Fig. 6. Glis2-ASO treatment decreases cyst cell proliferation, inflammation, and fibrotic changes in a model of ADPKD.

a–n Analyses of kidney tissues from noncystic mice (red symbols) and polycystic Pkd1;UBC^Cre-ERT2 mice treated with control-ASO (blue) or Glis2-ASO (green). All mice are male; all received tamoxifen from P28–35; treatment groups received the respective ASO from weeks 5 to 18. Kidney tissue was examined at 18 weeks. a, c Aggregate quantitative data and (b, d) representative images showing the percentage of EdU-positive nuclei (a, b) and Ki67-positive nuclei (c, d) in the Lotus tetragonolobus agglutinin (LTA) positive proximal tubules. e qRT-PCR for Adgre1, encoding F4/80, from kidney lysates normalized to Gapdh, expressed as fold-change relative to the mean for control kidneys which is set to 1.0. f Representative images of F4/80 expression near proximal tubules. Changes in inflammatory responses indicated by changes in TNF-α (g, h) and cleaved caspase-1 (i, j). Immunoblots are shown with quantitation using densitometric ratios (g, i) that include two bands each for TNF-α (g) and cleaved caspase-1 (i) normalized to Hsp90. Fold-change is shown relative to the mean of the ratio in the non-cystic samples, which is set to 1.0. Representative images of TNF-α (h) and cleaved caspase-1 (j). k–n Changes in fibrotic responses indicated by changes in α-SMA (k, i) and PDGFRβ (m, n) expression following control- or Glis2-ASO treatment.
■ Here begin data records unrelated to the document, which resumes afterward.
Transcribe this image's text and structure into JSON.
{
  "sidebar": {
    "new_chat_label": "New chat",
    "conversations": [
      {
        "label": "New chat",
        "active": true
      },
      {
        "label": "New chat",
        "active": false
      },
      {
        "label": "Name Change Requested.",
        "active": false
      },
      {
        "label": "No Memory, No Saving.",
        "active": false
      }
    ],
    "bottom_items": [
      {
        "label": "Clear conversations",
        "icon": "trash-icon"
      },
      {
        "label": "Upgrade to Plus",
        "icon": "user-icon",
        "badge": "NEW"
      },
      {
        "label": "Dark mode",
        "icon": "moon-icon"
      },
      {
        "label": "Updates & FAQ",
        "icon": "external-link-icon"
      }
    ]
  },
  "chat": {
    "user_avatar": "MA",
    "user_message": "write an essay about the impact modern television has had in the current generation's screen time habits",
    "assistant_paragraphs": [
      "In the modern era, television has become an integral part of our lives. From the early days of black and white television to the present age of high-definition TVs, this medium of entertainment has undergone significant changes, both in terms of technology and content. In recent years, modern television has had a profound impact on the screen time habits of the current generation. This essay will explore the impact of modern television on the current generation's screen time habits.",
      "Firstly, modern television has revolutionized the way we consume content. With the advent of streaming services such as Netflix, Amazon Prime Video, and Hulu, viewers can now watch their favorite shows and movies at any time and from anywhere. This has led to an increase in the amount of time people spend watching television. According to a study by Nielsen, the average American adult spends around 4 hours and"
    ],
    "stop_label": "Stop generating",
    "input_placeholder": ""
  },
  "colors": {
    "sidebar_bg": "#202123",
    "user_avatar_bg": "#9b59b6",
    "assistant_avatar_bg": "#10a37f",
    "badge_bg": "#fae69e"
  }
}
Immunoblots are shown with quantitation using densitometric ratios (k, m) for α-SMA (k) and PDGFRβ (m) normalized to Hsp90. Fold-change is shown relative to the mean of the ratio in the non-cystic samples, which is set to 1.0. Representative images of α-SMA (l) and PDGFRβ (n). b, d, f, h, j, l, n At least one section from 3 kidneys for each group was examined for all representative images. Scale bars: 150 µm (b, d); 50 μm (f, h, j, l, n). a, c, e, g, i, k, m Multiple-group comparisons were performed by one-way ANOVA followed by Tukey’s multiple-comparison test, presented as mean ± s.e.m. Full-length blots are provided as source data. Source data for exact values and images of uncropped blots are provided as a Source Data file.